The Mister planned a trip to the capital for some necessary meetings last Tuesday. As soon as his flight lifted off the ground, the virus set into high gear. I had thought that I would go to the neighbour’s house for a visit since the lady-folk had sent over a gift for me from their travels (a new dress!), and I thought I should wear it to show off their good taste. By 4 p.m., though, I was feeling really terrible. My skin was starting to hurt (don’t laugh, it happens!), and I was just generally uncomfortable. By 7 p.m. a full on fever had hit, rising as high as 39 degrees Celcius/102 degrees Fahrenheit. I sat on the living room floor and had myself a little pity party, along with sniveling tears. Charlie and Lola were happily playing some made-up game on the other side of the divide, when Lola clued into my sorrow. “Are you crying, Mama? Why are you crying?” She quickly switched gears into nursemaid, making sure that I always had a cup of water or orange juice by my side. Remembering her own bout with the illness, she tracked down the bucket that had kept her company and brought it to me. “Here you go, Mama. If you have to puke, just puke in here, okay?” She was such a sweet nurse. Charlie, too, checked on me regularly over the next day and half, making sure that I was comfortable and comforting me with assurances that he was praying for me. While I reject religiousness, my heart warms to active and interactive spirituality.
The Christmas before we moved to the desert, my mom gave me a pair of flannel Betty Boop pajamas. I openly mocked her for such a silly gift since I was moving to the DESERT. Hello? When am I going to ever need flannel in such heat? Well, you shouldn’t sit in chairs that belong to mockers because not only will you get a big butt, but you will not be the last one laughing. Ironically, I have used those pajamas quite often over the years in the desert. So much so, that I’ve often thought that I should invest in a set or two more. You know you are really sick when you are wearing flannel pajamas, wrapped in a flannel quilt, and buried in a bed with sheet and comforter snugly wrapped around your body and you are still shivering. I hate being sick. I hate it. I hate it. I hate it.

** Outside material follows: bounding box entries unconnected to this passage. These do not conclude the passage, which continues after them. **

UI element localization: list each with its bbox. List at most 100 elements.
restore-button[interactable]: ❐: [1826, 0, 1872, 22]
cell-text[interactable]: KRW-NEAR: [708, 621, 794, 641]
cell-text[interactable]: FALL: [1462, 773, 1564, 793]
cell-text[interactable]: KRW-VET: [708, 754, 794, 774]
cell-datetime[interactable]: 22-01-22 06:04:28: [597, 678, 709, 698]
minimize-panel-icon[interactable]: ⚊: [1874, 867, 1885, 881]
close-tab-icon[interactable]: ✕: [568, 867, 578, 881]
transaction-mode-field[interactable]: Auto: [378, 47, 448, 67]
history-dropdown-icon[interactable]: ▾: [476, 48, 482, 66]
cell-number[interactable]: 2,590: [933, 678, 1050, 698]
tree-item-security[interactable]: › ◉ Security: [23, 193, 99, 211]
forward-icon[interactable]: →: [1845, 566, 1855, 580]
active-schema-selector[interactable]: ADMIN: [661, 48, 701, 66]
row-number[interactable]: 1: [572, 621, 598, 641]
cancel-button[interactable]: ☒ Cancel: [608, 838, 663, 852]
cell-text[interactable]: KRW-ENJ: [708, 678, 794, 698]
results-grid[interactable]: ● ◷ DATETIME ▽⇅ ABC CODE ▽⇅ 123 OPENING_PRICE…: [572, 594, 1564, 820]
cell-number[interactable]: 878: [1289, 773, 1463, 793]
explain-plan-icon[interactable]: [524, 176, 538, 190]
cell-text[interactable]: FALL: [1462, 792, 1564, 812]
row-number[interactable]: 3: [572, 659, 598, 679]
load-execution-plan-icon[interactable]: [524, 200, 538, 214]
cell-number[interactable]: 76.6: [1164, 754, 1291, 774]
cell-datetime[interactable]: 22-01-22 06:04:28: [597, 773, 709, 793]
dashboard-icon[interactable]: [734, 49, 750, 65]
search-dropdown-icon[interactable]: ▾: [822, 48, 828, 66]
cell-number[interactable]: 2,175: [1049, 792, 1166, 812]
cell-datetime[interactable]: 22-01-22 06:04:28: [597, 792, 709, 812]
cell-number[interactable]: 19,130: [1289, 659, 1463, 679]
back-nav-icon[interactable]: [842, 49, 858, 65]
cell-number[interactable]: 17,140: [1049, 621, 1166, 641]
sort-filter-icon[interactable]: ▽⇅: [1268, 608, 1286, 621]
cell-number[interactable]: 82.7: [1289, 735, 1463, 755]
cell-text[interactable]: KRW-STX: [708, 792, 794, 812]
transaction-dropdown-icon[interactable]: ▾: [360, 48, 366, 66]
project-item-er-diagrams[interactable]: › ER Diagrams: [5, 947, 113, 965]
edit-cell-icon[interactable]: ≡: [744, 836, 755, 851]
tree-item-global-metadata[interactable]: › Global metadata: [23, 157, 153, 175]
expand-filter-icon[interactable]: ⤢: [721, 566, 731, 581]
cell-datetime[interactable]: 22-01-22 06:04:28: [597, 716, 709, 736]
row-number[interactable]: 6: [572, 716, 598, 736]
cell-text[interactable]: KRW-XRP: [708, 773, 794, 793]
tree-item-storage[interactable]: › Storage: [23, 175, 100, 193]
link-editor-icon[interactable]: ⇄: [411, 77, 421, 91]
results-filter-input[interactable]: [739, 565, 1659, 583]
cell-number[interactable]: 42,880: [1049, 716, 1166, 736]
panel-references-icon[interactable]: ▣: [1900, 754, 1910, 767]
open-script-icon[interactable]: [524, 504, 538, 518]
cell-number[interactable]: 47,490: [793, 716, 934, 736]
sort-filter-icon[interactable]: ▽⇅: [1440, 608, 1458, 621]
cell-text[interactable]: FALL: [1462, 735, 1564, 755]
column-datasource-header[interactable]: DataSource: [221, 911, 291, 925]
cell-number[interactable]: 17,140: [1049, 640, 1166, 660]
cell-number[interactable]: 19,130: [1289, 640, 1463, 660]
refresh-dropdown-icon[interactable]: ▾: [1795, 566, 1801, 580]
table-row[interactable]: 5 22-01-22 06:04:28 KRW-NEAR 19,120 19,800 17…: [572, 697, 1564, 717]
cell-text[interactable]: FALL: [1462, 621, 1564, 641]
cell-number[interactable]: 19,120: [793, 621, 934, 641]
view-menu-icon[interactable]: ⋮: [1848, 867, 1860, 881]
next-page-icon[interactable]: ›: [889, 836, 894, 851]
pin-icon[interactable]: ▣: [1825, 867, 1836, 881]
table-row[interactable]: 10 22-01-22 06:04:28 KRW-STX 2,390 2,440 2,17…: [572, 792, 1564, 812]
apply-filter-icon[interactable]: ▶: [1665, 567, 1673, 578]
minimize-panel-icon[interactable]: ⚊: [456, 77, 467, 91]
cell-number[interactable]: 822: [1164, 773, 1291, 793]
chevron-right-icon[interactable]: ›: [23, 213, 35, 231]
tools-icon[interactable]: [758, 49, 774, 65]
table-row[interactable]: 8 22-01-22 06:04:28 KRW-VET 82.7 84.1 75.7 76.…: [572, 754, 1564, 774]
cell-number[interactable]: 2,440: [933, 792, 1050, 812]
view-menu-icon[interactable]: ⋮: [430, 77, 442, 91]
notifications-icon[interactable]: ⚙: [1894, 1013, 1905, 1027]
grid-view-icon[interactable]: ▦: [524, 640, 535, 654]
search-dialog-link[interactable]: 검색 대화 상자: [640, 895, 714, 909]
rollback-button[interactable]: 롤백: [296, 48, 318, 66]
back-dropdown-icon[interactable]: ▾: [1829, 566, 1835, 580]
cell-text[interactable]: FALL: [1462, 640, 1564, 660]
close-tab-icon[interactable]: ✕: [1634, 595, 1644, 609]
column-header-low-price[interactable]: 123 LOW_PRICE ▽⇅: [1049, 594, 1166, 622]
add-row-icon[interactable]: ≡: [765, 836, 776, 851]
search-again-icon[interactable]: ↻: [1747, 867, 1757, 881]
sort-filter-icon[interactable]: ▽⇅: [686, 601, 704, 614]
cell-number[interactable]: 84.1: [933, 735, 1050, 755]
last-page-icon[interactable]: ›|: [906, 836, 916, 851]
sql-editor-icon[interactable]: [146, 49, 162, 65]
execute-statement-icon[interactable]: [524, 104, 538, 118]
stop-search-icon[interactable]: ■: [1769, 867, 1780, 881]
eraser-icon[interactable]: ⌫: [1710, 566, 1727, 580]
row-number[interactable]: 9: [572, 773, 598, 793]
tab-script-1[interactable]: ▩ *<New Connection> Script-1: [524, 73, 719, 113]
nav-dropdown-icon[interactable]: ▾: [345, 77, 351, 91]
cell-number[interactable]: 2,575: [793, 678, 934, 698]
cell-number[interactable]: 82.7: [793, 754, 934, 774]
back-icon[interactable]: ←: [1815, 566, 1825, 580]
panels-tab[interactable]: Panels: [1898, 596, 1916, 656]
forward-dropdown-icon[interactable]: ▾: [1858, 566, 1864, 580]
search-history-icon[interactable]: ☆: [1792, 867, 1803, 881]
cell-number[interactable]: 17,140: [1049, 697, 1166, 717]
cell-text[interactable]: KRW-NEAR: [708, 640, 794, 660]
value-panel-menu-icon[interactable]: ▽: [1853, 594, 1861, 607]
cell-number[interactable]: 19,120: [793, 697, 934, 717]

I know that men are often chided for being whiny babies when they are sick while women are able to still hold down the activities of the house and looking after everyone else without letting out one snivel. I break that mold, squarely down the center. I’m a big, fat, whiner from beginning to end. I cried. I whinged. I snivelled. I pitied myself. Why was The Mister not here to get me tea and make lunch? Why do I always have to be the strong one? Dang it. I just want hot tea brought to me in bed, and every time Lola’s cheerfully concerned face peers over the bundle of covers surrounding my face to check if I want more juice, I felt guilty for causing my children to worry. I’m supposed to be the one taking care of them.
Thankfully, The Mister was able to change his schedule slightly, returning home one day early. My fever had broken overnight, leaving me with a bad headache and dehydration. By lunchtime, I was feeling much better, eating more in one meal than I had over the previous 2 days. When I laughed out loud at a scene in “Diary of a Wimpy Kid”, Lola said, “Mama. You must be feeling better. You laughed.”
Yep. It’s the best medicine: laughter. That, and The Mister being home, and prayers from sweet, compassionate children.